Thompson, Tanya. "First Attempt at Fantasy becomes a $100,000 reality." The Scotsman, 8 July 1997.

A STRUGGLING young author has been snapped up by an American publishing company which has bought her first book for more than $100,000.

Two Hollywood studios and an independent American producer are competing for the film rights to Joanna Rowling's story, Harry Potter and the Philosopher's Stone.

Ms Rowling, 31, wrote the 80,000-word fantasy against severe odds. Recently divorced and almost penniless, she had to look after her three-month-old daughter Jessica after moving to Edinburgh.

She left her husband, a Portuguese journalist, soon after Jessica was born. "I was very depressed and having a newborn child made it doubly difficult," she said.

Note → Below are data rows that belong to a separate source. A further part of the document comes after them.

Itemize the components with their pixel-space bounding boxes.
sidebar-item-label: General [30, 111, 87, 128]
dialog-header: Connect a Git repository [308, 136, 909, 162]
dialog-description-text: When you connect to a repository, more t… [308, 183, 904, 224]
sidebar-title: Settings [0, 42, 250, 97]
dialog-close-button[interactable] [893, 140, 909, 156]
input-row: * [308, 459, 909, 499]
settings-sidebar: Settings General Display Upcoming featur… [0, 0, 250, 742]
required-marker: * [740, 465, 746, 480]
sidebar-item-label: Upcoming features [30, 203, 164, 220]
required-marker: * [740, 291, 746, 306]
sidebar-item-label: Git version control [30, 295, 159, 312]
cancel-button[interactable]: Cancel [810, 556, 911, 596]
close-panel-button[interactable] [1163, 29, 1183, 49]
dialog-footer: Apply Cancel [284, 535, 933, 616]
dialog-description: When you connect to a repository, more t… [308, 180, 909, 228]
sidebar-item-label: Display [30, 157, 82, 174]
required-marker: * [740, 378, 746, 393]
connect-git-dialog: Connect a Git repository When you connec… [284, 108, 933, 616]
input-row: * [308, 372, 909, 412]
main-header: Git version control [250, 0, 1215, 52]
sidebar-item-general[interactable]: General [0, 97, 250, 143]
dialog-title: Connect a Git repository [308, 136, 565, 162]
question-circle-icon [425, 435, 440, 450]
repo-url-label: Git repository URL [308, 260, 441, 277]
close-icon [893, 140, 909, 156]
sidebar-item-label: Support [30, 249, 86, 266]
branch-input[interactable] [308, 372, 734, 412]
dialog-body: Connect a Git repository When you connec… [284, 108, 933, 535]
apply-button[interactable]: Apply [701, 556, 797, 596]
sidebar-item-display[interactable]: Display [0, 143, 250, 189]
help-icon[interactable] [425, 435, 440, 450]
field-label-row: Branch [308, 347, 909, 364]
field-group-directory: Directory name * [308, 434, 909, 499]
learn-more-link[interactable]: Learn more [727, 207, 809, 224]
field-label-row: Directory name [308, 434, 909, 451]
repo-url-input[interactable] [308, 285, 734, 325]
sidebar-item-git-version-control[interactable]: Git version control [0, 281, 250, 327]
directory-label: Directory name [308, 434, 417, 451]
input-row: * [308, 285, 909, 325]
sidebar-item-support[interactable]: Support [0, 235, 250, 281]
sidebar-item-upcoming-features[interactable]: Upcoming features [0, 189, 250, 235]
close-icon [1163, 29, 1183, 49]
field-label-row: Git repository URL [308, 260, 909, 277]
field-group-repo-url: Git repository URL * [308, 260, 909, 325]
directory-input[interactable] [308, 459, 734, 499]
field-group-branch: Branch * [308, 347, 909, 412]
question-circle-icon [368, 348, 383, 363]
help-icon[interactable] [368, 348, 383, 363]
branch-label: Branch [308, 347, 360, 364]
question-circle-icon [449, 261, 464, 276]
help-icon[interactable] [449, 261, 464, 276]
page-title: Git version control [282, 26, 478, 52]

"The little money I had went on baby gear and all I could afford on housing benefit was a freezing, terribly grotty little flat. I simply felt like a non-person, I was very low, and I had to achieve something.

"Without the challenge I would have gone stark raving mad."

The inspiration for the book came in 1990. Ms Rowling had gone to Portugal to teach English and fell in love and married a journalist. Soon after the birth of Jessica, now three, she left her husband and later returned to Britain. Unemployed and on benefits, she typed her work before sending it to two London publishers.

The size of the deal has drawn comparison with Nicholas Evans who was paid £350,000 for his first novel, The Horse Whisperer, which became a literary sensation.

Ms Rowling, raised in the Forest of Dean, is a French and classics graduate from Exeter. Speaking of her success last night, her literary agent Christopher Little said it was rare for unknown writers to be singled out at first attempt. "We get dozens [of manuscripts] every day but this one was unique and fresh. It is virtually unheard of to attract $100,000."

Ms Rowling has won the highest ever Scottish Arts Council award for a children's writer, £8,000, which she has spent on a word processor.

Her book, in its fourth reprint in Britain, has been acclaimed for its humour and was described by The Scotsman as "an unassailable stand for the power of fresh, innovative storytelling in the face of formula horror and sickly romance".

The publisher, Bloomsbury Children's Books, describes Ms Rowling as a "very special talent".